Sea-Eye said in a statement that it would turn off its engines before reaching Italian waters, 12 nautical miles outside the Italian island of Lampedusa. Under a new law sponsored by Italian Interior Minister Matteo Salvini, migrant rescuers who ignore orders to stay out of Italian waters face hefty fines of up to €50,000 and the impounding of their vessels upon arriving in an Italian port.
The sea vessel has been assigned safe harbor at the Libyan capital, Tripoli, but said on Twitter that would not navigate in that direction as it wasn't going to "bring anyone back to a civil war country."
Among those on board the "Alan Kurdi" are two survivors of the Libyan internment camp Tajoura, which at the beginning of July suffered heavy bombardment as part of ongoing clashes in Libya, as well as a pregnant woman, Sea-Eye said.

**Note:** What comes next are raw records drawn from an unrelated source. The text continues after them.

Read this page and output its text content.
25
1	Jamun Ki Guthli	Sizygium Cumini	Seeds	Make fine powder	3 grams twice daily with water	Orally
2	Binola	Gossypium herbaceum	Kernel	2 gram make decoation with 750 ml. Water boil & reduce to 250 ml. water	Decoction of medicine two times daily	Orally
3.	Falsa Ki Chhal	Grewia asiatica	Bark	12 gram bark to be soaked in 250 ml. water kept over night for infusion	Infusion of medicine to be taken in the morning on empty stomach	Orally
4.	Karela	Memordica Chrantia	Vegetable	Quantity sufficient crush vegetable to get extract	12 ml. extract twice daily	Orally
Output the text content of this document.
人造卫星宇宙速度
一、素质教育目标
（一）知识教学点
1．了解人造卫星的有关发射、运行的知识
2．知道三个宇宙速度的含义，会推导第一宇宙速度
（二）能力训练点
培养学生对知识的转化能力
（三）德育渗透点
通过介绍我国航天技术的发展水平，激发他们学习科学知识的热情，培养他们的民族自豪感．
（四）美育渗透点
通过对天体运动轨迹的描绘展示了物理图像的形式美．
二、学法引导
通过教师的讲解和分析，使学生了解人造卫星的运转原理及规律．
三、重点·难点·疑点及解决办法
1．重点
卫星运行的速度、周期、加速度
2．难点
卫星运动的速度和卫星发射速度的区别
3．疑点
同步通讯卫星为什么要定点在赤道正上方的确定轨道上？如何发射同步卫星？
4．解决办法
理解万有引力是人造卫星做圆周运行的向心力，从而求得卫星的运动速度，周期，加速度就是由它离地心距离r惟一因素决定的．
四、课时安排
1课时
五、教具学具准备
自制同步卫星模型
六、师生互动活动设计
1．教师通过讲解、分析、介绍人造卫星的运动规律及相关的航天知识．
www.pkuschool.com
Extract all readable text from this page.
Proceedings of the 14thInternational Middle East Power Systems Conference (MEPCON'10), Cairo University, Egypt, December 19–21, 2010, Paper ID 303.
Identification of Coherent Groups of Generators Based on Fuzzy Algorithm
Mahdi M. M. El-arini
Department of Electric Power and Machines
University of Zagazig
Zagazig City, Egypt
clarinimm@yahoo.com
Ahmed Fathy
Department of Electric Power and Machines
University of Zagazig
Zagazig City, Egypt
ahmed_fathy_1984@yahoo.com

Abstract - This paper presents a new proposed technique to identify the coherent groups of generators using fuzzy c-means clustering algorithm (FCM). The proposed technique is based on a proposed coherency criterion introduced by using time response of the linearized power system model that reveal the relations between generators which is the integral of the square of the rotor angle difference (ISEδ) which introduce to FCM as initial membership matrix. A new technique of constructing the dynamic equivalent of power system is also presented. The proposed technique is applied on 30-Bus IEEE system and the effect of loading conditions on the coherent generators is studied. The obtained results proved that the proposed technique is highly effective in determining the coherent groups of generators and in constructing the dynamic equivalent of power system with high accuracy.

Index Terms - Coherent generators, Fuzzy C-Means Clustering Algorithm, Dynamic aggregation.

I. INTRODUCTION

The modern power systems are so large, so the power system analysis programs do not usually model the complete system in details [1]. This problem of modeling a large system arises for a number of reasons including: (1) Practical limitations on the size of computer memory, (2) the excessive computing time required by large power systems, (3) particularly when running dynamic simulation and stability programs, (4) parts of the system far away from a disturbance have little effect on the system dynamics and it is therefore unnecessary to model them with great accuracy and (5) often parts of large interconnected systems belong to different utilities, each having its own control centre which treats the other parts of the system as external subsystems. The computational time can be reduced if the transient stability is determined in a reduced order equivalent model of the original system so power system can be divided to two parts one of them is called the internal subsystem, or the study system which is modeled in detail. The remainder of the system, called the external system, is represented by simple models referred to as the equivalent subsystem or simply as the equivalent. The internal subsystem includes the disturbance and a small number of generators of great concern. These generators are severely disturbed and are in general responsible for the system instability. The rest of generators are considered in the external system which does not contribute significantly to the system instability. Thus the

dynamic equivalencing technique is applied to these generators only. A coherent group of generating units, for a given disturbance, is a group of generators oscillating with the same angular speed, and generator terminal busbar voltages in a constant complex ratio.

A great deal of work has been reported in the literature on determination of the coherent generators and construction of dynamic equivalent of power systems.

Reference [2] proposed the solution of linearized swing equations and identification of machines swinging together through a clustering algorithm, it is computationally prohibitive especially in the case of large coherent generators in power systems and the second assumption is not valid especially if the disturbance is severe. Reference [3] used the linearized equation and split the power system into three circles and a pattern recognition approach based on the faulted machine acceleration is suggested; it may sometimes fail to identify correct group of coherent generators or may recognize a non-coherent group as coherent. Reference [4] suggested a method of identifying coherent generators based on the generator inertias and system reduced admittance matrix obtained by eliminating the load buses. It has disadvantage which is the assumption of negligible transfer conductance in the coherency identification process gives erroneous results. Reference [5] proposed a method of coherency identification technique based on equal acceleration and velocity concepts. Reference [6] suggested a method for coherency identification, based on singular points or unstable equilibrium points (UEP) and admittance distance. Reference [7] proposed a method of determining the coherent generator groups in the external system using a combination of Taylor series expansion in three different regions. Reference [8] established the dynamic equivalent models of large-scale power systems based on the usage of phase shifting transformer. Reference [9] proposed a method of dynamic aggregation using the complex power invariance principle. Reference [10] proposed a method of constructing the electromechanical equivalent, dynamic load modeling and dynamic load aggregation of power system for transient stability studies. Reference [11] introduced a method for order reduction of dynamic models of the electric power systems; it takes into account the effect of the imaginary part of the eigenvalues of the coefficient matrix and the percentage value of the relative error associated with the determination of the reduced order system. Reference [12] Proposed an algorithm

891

According to Sea-Eye, the captain of the "Alan Kurdi," Andrej Kovaliov, contacted Libyan, Maltese and Italian authorities asking to dock the ship with the rescued migrants on board, with only Libya offering safe port. A spokeswoman for Sea-Eye said that as long as the German government, under whose flag the "Alan Kurdi" is currently sailing in Mediterranean waters, did not force the vessel to change its course to Libya, it would not take migrants there because of the precarious humanitarian conditions there.
Hot waters for Salvini
Salvini, who has shut the country's ports to private rescue vessels, meanwhile said on Twitter that the "Alan Kurdi's" refusal to accept Tripoli's offer of a safe harbor showed that "German NGOs don't care about international authorities."
A day earlier, Salvini had reluctantly allowed 116 rescued migrants on board an Italian Coast Guard ship to disembark after various EU countries agreed to have the migrants redistributed among them.
Dozens of migrants had been forced to remain docked on the Gregoretti in Sicily for five days after Salvini refused to let them get off without European reassurances.